Class of 2021 PhD Profile: Tian Kang

Tian Kang didn’t know the full scope of the biomedical informatics environment before beginning her DBMI journey as a master’s student in 2014, but a first-semester course enlightened her and set her on a path for the next several years at Columbia.

Taught by professor Chunhua Weng, the course “Symbolic Methods” introduced Tian to natural language processing and electronic data in healthcare. Work on a small project around clinical trial eligibility fascinated her, and would eventually help direct her PhD journey. She also learned about the fields of clinical informatics and clinical research informatics around that time, and she transferred to a clinical research informatics track to continue this work.

That clinical trial eligibility project that originally fascinated Tian provided even greater motivation when she converted it into an AMIA presentation. She enjoyed the research, realized the numerous other interesting topics she could consider studying—and the wide breadth of expertise within the faculty—and applied for the DBMI PhD program.

Associate professor Noémie Elhadad also helped shape Tian’s future by advising her in NLP research. Those tools would provide an important foundation for her dissertation work, even if it took her a while to narrow down her focus when she began her PhD journey. She was still working on the clinical trial eligibility during her first PhD year, but it was around her second that the concept of evidence-based medicine started to take shape.

“Evidence-based medicine is a concept that encourages clinical practitioners to apply the best available medical evidence from research to their clinical practice in additional to all the knowledge they learned at school, their practice, and patient care” she said. “It is integrating their knowledge, patient data, patient values and the best available evidence that has been proven in clinical research.”

While that may sound obvious in theory, it is practically daunting. The number of published studies can be overwhelming for researchers, much less clinicians who need to present to their patients. Tian works to contribute an automatic approach to facilitate such a process by using natural language processing to extract the key information from the literature and build a more efficient base to search for evidence.

“During practice, doctors don’t have much time to search for literature online,” she said. “Doctors need to consider effectiveness, safety profile, side effects. This type of synthesis is very time consuming, and it’s basically unrealistic to conduct during practice.”

She continued to work with Weng on this project, who was there to provide assistance, but also gave Tian the room and structure to grow as an independent researcher.

“She has been very supportive, not only as a PhD student, but with a lot of ideas I have,” Tian said. “We had many discussions about the benefits and disadvantages of each, and she has been instrumental in connecting me with other resources, professors and researchers. She encouraged me to become an independent researcher, to plan and schedule my research from the beginning to the end. That helped me grow fully.”

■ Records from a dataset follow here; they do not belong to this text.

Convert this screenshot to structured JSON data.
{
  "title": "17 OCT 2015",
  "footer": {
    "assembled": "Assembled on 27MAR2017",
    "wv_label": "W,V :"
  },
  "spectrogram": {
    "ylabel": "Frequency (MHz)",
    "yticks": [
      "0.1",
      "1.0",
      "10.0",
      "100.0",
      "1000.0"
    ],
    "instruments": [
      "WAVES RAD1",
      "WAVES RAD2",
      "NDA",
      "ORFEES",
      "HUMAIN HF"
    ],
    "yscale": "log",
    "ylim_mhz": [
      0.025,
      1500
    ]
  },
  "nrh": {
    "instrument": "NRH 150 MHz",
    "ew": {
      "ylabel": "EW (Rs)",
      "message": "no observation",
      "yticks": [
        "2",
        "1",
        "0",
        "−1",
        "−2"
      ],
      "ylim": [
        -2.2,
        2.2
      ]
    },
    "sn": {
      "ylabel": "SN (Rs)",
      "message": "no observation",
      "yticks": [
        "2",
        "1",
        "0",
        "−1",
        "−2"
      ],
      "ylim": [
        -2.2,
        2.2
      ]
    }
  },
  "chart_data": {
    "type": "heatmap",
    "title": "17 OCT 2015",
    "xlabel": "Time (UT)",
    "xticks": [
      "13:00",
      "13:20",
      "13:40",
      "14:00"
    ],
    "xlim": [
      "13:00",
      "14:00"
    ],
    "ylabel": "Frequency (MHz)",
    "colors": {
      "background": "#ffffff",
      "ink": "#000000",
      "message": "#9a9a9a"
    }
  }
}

“Tian has been laser-focused on clinical NLP research immediately after she joined DBMI in 2014 as a master’s degree student,” Weng said. “She is passionate towards this fundamental research area in Biomedical Informatics. She has overcome various challenges in her research, including the scarcity of quality annotated corpora, the lack of standard knowledge representations, and the rapidly changing landscape for machine learning and deep learning to name a few.”

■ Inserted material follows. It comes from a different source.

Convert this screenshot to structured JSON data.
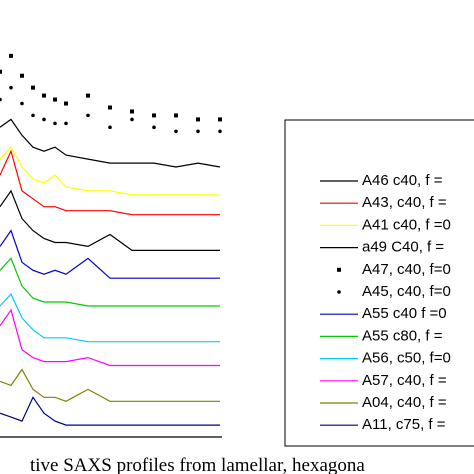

“In her dissertation, Tian advanced NLP research for extracting medical evidence from the public PubMed database,” Weng added. “Tian’s vision for medical evidence computing is expansive and bold. I am very proud of her growth into a mature informatician and NLP scientist. I wish her best of luck in the next steps of her career.”

Tian also credited professor Adler Perotte as an important faculty member who mentored her on machine learning for her doctoral dissertation. She felt like the faculty culture of engaging in research discussions for any DBMI students was valuable, and she felt similarly about the camaraderie of her fellow students.

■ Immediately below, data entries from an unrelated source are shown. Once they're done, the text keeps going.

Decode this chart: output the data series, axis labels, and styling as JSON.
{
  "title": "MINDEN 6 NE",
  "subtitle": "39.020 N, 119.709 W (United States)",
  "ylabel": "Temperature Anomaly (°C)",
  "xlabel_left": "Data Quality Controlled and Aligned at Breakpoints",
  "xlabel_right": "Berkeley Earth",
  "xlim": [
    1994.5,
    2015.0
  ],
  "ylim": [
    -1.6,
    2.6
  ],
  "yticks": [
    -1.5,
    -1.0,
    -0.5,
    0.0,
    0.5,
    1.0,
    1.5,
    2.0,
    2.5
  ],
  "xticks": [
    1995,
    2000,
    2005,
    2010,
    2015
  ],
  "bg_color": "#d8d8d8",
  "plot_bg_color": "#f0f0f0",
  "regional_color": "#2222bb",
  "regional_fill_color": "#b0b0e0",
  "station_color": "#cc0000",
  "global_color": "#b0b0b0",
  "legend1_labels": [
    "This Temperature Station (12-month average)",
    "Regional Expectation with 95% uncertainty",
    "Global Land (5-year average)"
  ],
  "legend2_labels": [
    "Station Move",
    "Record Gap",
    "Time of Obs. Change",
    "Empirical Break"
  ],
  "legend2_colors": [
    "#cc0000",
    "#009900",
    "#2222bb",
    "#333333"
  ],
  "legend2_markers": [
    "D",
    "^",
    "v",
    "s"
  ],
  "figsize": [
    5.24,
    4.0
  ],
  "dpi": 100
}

Her research eventually led to a successful dissertation entitled “Towards Unified Medical Evidence Computation from Literature for Evidence-based Medicine.” The abstract is below.

Evidence-based Medicine (EBM) is the conscientious, explicit and judicious use of current best evidence in making decisions about the care of individual patient. Billions of dollars are spent annually on the conduct of randomized clinical trials (RCT), one type of experiments widely regarded as yielding the most valuable evidence. Yet, the number of studies is growing exponentially, and most experiment results are published only as text-based articles in the medical journal, causing difficulties for both practitioners and researchers in searching, synthesizing, and ultimately, translating the best available evidence to the patient care. To address the problem, I aim to develop a unified information extraction framework for medical evidence, and build novel computational approaches based upon it to make evidence from research more accessible in Evidence-based Medicine. In this dissertation, I (i) present a unified conceptual model and coordinated workflow for evidence representation, (ii) develop open-source NLP tools for supporting EBM tasks (evidence extraction, retrieval, and synthesis), (iii) develop a medical evidence base to cater various information needs, and (iv) present a new machine reading comprehension model for answering clinical questions.

While the pandemic impacted her final year at Columbia, it didn’t impact her love for New York City. She is joining the NYC-based Tempus Labs Inc as a Machine Learning Specialist. She will continue to focus on natural language processing for improving healthcare in domains like oncology and cardiology.